Il y a la pétasse sur talons vertigineux (commerciale à la Défense). Qui te laissera debout car elle est trop occupée à refaire son vernis ou se repasser un coup de mascara. Elle t'a pourtant bien vue mais tu n'es probablement pas assez digne de sa considération (faut dire que les talons aiguilles, tu as abandonné assez vite) .

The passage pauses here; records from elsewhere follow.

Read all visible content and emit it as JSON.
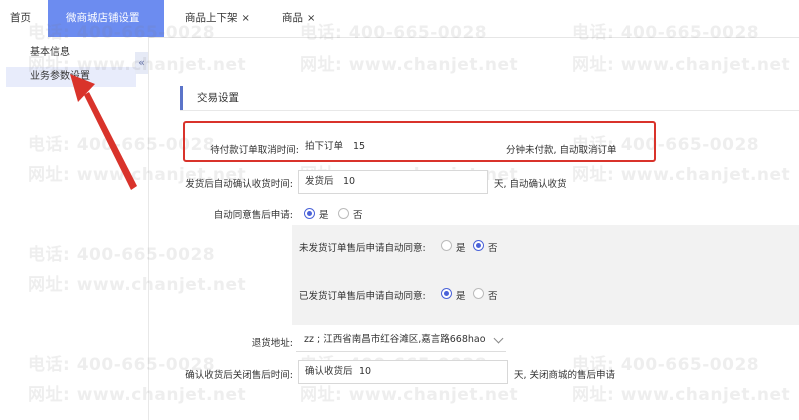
{
  "tabs": [
    {
      "label": "首页",
      "closable": false,
      "active": false
    },
    {
      "label": "微商城店铺设置",
      "closable": false,
      "active": true
    },
    {
      "label": "商品上下架",
      "closable": true,
      "active": false
    },
    {
      "label": "商品",
      "closable": true,
      "active": false
    }
  ],
  "close_glyph": "×",
  "sidebar": {
    "items": [
      {
        "label": "基本信息",
        "active": false
      },
      {
        "label": "业务参数设置",
        "active": true
      }
    ],
    "collapse_glyph": "«"
  },
  "section": {
    "title": "交易设置"
  },
  "form": {
    "unpaid_cancel": {
      "label": "待付款订单取消时间:",
      "prefix": "拍下订单",
      "value": "15",
      "suffix": "分钟未付款, 自动取消订单"
    },
    "auto_confirm": {
      "label": "发货后自动确认收货时间:",
      "prefix": "发货后",
      "value": "10",
      "suffix": "天, 自动确认收货"
    },
    "auto_agree": {
      "label": "自动同意售后申请:",
      "yes": "是",
      "no": "否",
      "selected": "是"
    },
    "unshipped_agree": {
      "label": "未发货订单售后申请自动同意:",
      "yes": "是",
      "no": "否",
      "selected": "否"
    },
    "shipped_agree": {
      "label": "已发货订单售后申请自动同意:",
      "yes": "是",
      "no": "否",
      "selected": "是"
    },
    "return_address": {
      "label": "退货地址:",
      "value": "zz ; 江西省南昌市红谷滩区,嘉言路668hao"
    },
    "close_after_confirm": {
      "label": "确认收货后关闭售后时间:",
      "prefix": "确认收货后",
      "value": "10",
      "suffix": "天, 关闭商城的售后申请"
    }
  },
  "watermark": {
    "phone": "电话: 400-665-0028",
    "site": "网址: www.chanjet.net"
  },
  "colors": {
    "accent": "#6c8cf0",
    "highlight": "#d9332b",
    "radio": "#4a62d8"
  }
}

Il y a le mec en costume avec chaussures pointues (commercial à la Défense, peut s'accoupler avec la précédente). T'a bien vue, a même reluqué tes seins gonflés aux hormones de grossesse. Mais ensuite son regard est descendu sur ton ventre : il est alors devenu tout blanc et s'est mis en considérer son smartphone ou ses chaussures avec le plus grand intérêt. 
Si le mec en costume se lève, vérifie son annulaire gauche : en général, il a une alliance. Peut-être même que sa femme, en d'autres temps, s'est abondamment plainte de la goujaterie

Il y a aussi le vieux con (la cinquantaine approchante) qui fait remarquer, après s'être fait houspiller par la matrone et t'avoir laissé sa place, que "elles font chier les femmes enceintes, peuvent pas rester chez elles, et puis la grossesse c'est pas une maladie / c'est pas moi qui lui ai fait bordel" (classe, distinction, élégance).  Il conchie aussi les féministes qui veulent qu'on leur cède la place mais veulent aussi l'égalité des sexes alors il voit pas pourquoi il devrait céder sa place. 
Mais comme en plus d'être un con, c'est un lâche, il obéit au doigt et à l'oeil de la matrone.


L'un dans l'autre, habitant dans une banlieue où les matrones, les wesh-wesh et les familles sont légions, j'ai toujours pu m'asseoir dans le métro pendant ma grossesse, preuve que tout n'est pas foutu dans ce bas monde ma brave dame. 


Cette page d'anthropologie s'est fantastiquement bien vérifiée avec la poussette ou le bébé porté en écharpe. Si les jeunes wesh-wesh, les matrones et les touristes continuent de filer un coup de main et /ou de laisser leur place. les connards en costume à chaussures pointues et smartphone préfèrent te doubler en te bousculant dans un escalier plutôt que de t'aider. Et ils continuent de pester si tu ne cours pas assez vite dans les couloirs de Châtelet.